Assad reserved particular scorn for his critics in the Arab world, particularly in the Gulf. Much more than them, he said, it was Syria which represented Arab identity and had advanced Arab interests – politically and culturally. Suspending Syria from the Arab League simply meant that the League had suspended its Arabness.
David Lesch, an American scholar on Syria who was given unprecedented access to Assad in the last decade to research the book “The New Lion of Damascus: Bashar al-Assad and Modern Syria,” believes that Assad had genuinely desired to introduce meaningful reforms when he assumed power. However, in Lesch’s view, by 2007, he had begun to equate his own personal well-being with that of the country as a whole, a failing common to most rulers of authoritarian states.
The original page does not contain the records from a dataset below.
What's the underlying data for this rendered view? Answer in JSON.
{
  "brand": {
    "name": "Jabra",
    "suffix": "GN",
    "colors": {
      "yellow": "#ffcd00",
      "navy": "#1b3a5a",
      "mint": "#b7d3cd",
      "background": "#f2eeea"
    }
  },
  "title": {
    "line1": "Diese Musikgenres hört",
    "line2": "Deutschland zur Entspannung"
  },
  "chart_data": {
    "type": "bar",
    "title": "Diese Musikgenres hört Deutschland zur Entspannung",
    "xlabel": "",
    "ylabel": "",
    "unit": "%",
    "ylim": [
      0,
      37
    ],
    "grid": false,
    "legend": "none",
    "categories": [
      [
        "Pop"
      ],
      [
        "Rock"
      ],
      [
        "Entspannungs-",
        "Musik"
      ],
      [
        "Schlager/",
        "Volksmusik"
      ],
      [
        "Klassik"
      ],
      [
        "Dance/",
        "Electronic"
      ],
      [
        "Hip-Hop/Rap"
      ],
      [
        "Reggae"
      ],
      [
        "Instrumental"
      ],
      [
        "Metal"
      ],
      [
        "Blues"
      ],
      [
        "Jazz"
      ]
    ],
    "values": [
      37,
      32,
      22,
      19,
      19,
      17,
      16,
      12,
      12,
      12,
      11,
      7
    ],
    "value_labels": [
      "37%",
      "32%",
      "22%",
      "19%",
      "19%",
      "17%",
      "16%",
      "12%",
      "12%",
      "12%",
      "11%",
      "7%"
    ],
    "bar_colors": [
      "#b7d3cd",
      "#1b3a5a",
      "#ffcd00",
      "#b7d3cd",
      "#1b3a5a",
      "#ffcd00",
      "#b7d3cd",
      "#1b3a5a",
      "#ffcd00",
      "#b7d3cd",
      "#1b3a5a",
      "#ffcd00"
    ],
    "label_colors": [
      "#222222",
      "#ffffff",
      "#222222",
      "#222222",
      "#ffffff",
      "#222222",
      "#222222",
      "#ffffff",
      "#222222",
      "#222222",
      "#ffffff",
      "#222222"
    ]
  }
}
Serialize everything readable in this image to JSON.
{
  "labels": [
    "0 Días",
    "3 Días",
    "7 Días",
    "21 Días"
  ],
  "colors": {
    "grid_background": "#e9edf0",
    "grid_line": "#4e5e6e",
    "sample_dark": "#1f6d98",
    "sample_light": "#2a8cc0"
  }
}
Even as Assad insists that he is only serving according to the will of the people, his actions seem more geared to buying time in the hope that his security forces will crush the opposition than to seeking a way to promote a genuine path towards national reconciliation. Whether or not the security establishment’s inner circle – include his younger brother Maher and brother-in-law Assaf Shawkat – is entirely like-minded regarding this strategy cannot be ascertained. But it would seem that Assad’s regime does not believe that a tipping point has been reached, and that it can weather the storm. Its opponents, and their supporters abroad, will be challenged to prove otherwise. 
The author is the Marcia Israel Principal Research Fellow at the Moshe Dayan Center for Middle Eastern and African Studies, Tel Aviv University.